Open Space Seattle:2100

Tuesday, November 15, 2005

Nickels for Open Space

While it is very true that this story is an old one, we thought it important to recognize the Mayor's August announcement that open space in the urban centers be funded through additional development fees. Kudos to the Mayor.

However, Heather Trim of People for Puget Sound makes a great point toward the end of the article that we wanted to follow on: how can the now-funded open space create "quality" open space. For Heather, as it should be, "quality" greenspace means open space types that help control stormwater to contribute to water quality for the Puget Sound.

But what does "quality" open space mean for the developers who are paying for the open space improvements? Putting ourselves in their shoes, it would mean an increased economic return for their investment. How could an open space requirement provide a happy outcome for both the developer and the environmentalist?
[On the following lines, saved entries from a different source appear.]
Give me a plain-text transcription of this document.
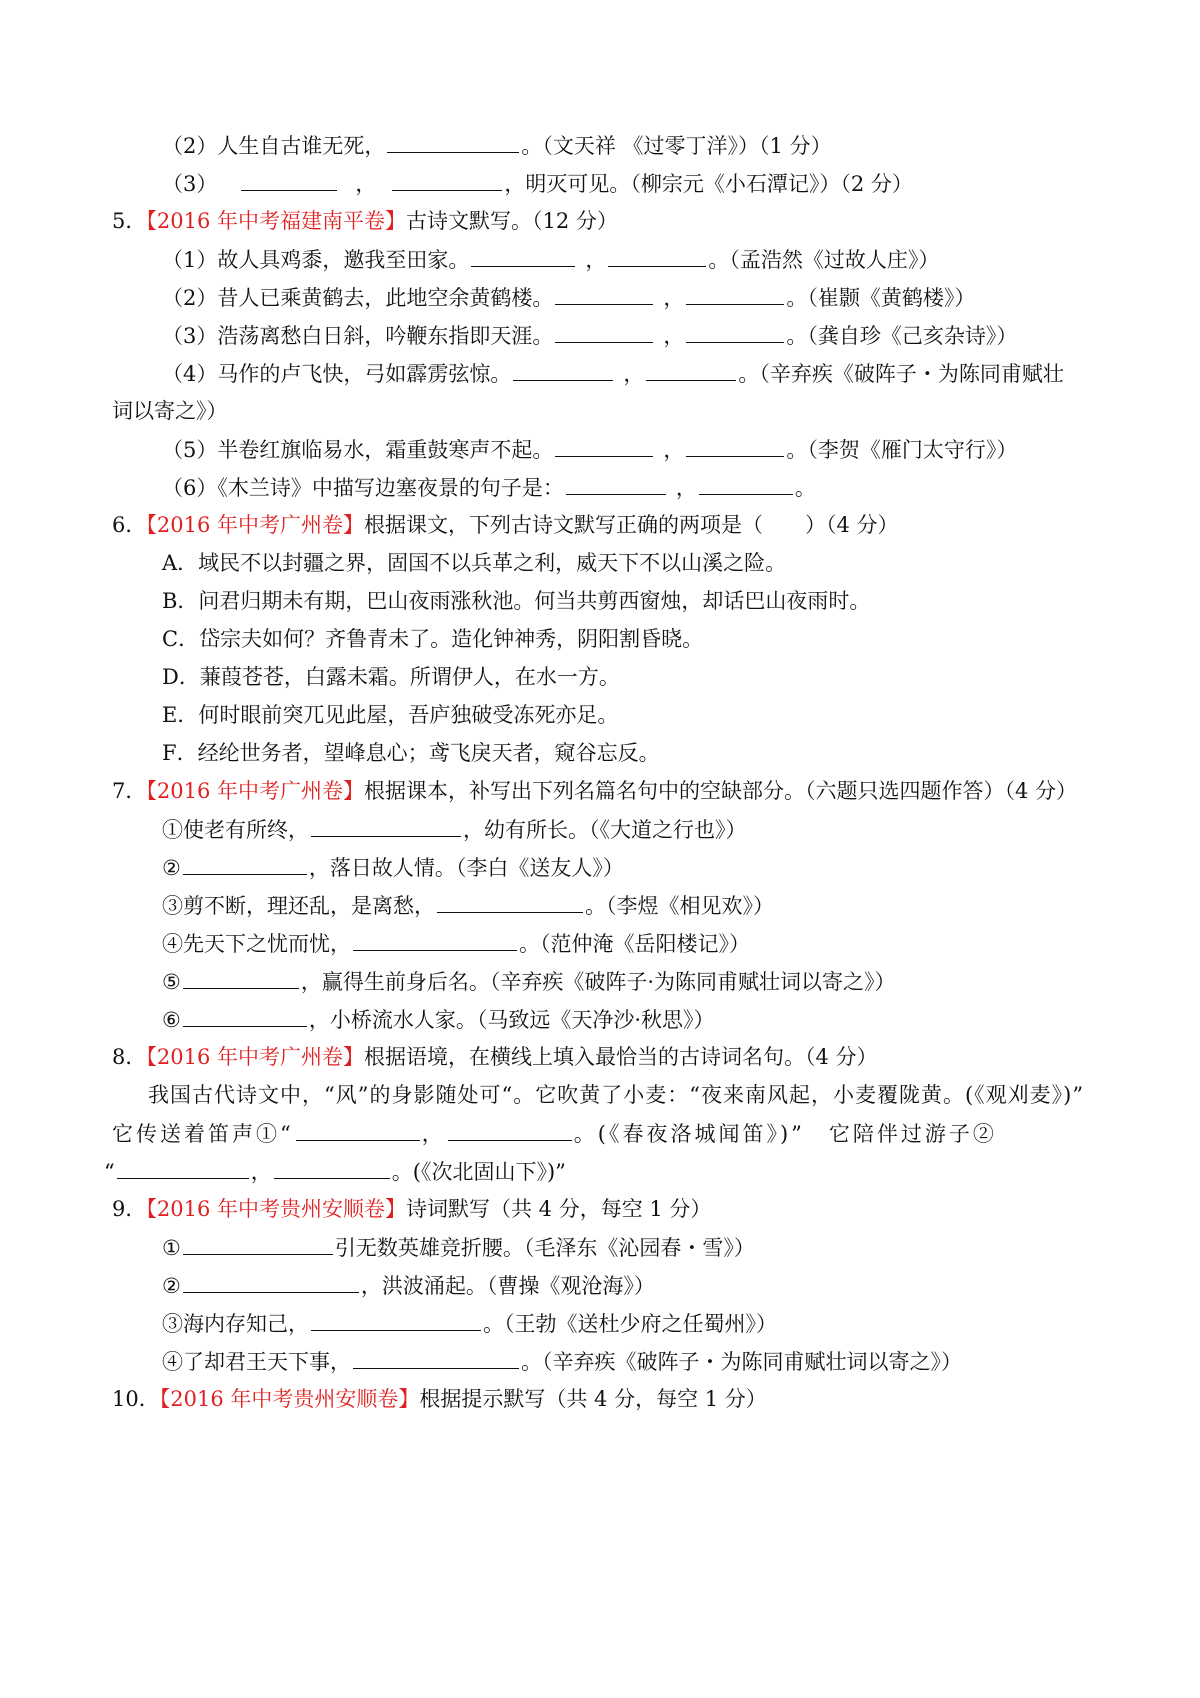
（2）人生自古谁无死，	。（文天祥 《过零丁洋》）（1 分）
（3）	，	，明灭可见。（柳宗元《小石潭记》）（2 分）
5．【2016 年中考福建南平卷】古诗文默写。（12 分）
（1）故人具鸡黍，邀我至田家。	，	。（孟浩然《过故人庄》）
（2）昔人已乘黄鹤去，此地空余黄鹤楼。	，	。（崔颢《黄鹤楼》）
（3）浩荡离愁白日斜，吟鞭东指即天涯。	，	。（龚自珍《己亥杂诗》）
（4）马作的卢飞快，弓如霹雳弦惊。	，	。（辛弃疾《破阵子・为陈同甫赋壮
词以寄之》）
（5）半卷红旗临易水，霜重鼓寒声不起。	，	。（李贺《雁门太守行》）
（6）《木兰诗》中描写边塞夜景的句子是：	，	。
6．【2016 年中考广州卷】根据课文，下列古诗文默写正确的两项是（　　）（4 分）
A．域民不以封疆之界，固国不以兵革之利，威天下不以山溪之险。
B．问君归期未有期，巴山夜雨涨秋池。何当共剪西窗烛，却话巴山夜雨时。
C．岱宗夫如何？齐鲁青未了。造化钟神秀，阴阳割昏晓。
D．蒹葭苍苍，白露未霜。所谓伊人，在水一方。
E．何时眼前突兀见此屋，吾庐独破受冻死亦足。
F．经纶世务者，望峰息心；鸢飞戾天者，窥谷忘反。
7．【2016 年中考广州卷】根据课本，补写出下列名篇名句中的空缺部分。（六题只选四题作答）（4 分）
①使老有所终，	，幼有所长。（《大道之行也》）
②	，落日故人情。（李白《送友人》）
③剪不断，理还乱，是离愁，	。（李煜《相见欢》）
④先天下之忧而忧，	。（范仲淹《岳阳楼记》）
⑤	，赢得生前身后名。（辛弃疾《破阵子·为陈同甫赋壮词以寄之》）
⑥	，小桥流水人家。（马致远《天净沙·秋思》）
8．【2016 年中考广州卷】根据语境，在横线上填入最恰当的古诗词名句。（4 分）
我国古代诗文中，“风”的身影随处可“。它吹黄了小麦：“夜来南风起，小麦覆陇黄。(《观刈麦》)”
它传送着笛声①“	，	。(《春夜洛城闻笛》)”　它陪伴过游子②
“	，	。(《次北固山下》)”
9．【2016 年中考贵州安顺卷】诗词默写（共 4 分，每空 1 分）
①	引无数英雄竞折腰。（毛泽东《沁园春・雪》）
②	，洪波涌起。（曹操《观沧海》）
③海内存知己，	。（王勃《送杜少府之任蜀州》）
④了却君王天下事，	。（辛弃疾《破阵子・为陈同甫赋壮词以寄之》）
10．【2016 年中考贵州安顺卷】根据提示默写（共 4 分，每空 1 分）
What if the open spaces were linear--along the streetscape--increasing retail activity, "curb appeal," property values for the developer, and what if those same spaces were part of a "natural drainage system" that were aesthetic amenities, stormwater treatment devices and enhancements to the pedestrian environment? These spaces could then feed into larger neighborhood, community and regional parks creating a network of spaces.

It is questions like these that we hope to answer at the Green Futures Charrette on February 3+4. We hope to see you all there.